1 Description

In working with XML or HTML, it is often the case that you need to work with multiple documents at the same time. And in most cases that's rather awkward. For instance, an XSLT transformation processes a single document. And yes, of course you can get others by calling the doc() function or produce others using <xsl:result-document>. But, especially when there are a lot of relations between the documents, this requires careful and sometimes heavy programming. The idea of XML containers tries to make this more manageable.

An XML container (as handled/used by this module) is an XML structure that holds other XML documents and references to binary files. Here is a short example:

<document-container xmlns="http://www.xtpxlib.nl/ns/container" 
  timestamp="2019-12-12T12:11:10"
  href-target-path="/my/website/location">

  <document href-target="index.html">
    <html> … </html>
  </document>

  <document href-target="page1.html">
    <html> … </html>
  </document>

  <external-document href-source="/my/resources/image.jpg" href-target="resources/image.jpg"/>
</document-container>

This example shows a container, probably generated by some pipeline or XSLT stylesheet, that contains the contents of a simple website. All two pages and some image are there. Running this container through xtlcon:container-to-disk will write it to the path indicated in /*/@href-target-path: /my/website/location. The documents index.html and page1.html come from the container, the binary image.jpg is copied from the indicated source location. Because everything, every separate file, is in (or referenced in) a single encompassing document, lots of things get easier: creating or checking internal referencing, making classes consistent, etc. An XSLT stylesheet that gets this as its main document has access to all information.

1.1 Applications

As it turned out, the whole idea of working with multiple documents in an XML container had several applications:

An important application of the zip format is its use as an overarching storage format for applications. For instance, most office suites do this: a Microsoft Word .docx or Excel .xlsx file is actually a zip file with many smaller files inside (most of them in XML format). There are many other examples.
Trying to interpret such a zip file and get something meaningful out of it can be a nightmarish experience, especially if you want to follow the standard (and not rely on some file naming convention some engineer cooked up and might change). It takes following links through several files to the place the actual interesting information is stored.
But if you run such a file through xtlcon:zip-to-container you get all files in a single encompassing one, making it much, much easier to follow internal links and find the right information. The xtpxlib-xoffice component does exactly this: it contains pipelines to get the contents of Word and Excel files in an easier to interpret XML format.
Going even further with this, it is now much easier to change or even create such a horribly complex Word, Excel or other kind of office zip file:
- Read a (template) office document in using xtlcon:zip-to-container.
- Change what you need to change (text, spreadsheet cell values, etc.). Leave the rest, with all this complex linking and other stuff you don't really need to understand, alone.
- Write it to a resulting zip file using xtlcon:container-to-zip.
A file structure that needs to end up on disk or in a zip file can be created easily using this XML container mechanism.

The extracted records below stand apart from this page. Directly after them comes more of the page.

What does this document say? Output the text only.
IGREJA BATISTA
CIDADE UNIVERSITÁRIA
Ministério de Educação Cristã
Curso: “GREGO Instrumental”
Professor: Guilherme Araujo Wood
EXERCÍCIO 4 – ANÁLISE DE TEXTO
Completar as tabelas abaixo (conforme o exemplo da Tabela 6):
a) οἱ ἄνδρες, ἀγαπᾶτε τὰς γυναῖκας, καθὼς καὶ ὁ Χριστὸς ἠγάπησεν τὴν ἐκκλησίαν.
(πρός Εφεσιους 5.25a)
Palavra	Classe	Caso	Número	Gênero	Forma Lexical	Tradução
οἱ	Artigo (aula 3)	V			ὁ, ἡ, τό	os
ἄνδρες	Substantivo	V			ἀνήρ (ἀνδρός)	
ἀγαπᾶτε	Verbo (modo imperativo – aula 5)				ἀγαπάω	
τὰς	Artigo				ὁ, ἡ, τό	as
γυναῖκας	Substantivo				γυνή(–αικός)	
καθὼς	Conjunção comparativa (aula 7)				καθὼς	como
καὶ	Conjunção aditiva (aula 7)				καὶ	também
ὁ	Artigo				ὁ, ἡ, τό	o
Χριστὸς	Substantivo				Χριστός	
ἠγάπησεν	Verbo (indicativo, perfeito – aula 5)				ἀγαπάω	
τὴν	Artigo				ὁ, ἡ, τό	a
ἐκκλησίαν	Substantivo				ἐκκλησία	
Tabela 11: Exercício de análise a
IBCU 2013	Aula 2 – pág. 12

1.2 Working with containers

The container format is described here Working with XML container documents is done using XProc 1.0 or XProc 3.0 pipelines.

WARNING: The container formats and processing features differ between the 1.0 and the 3.0 version! More about this in the container format description.

There are some notable missing features in the current container handling. These are not impossible to implement, the need for them just hasn't arisen yet.

When writing a zip file you cannot control the compression (different ones, on or off). This means that this mechanism currently can't produce e-books (which require an uncompressed first file).
You can't work with binary contents inside the container, for instance when its base64 encoded.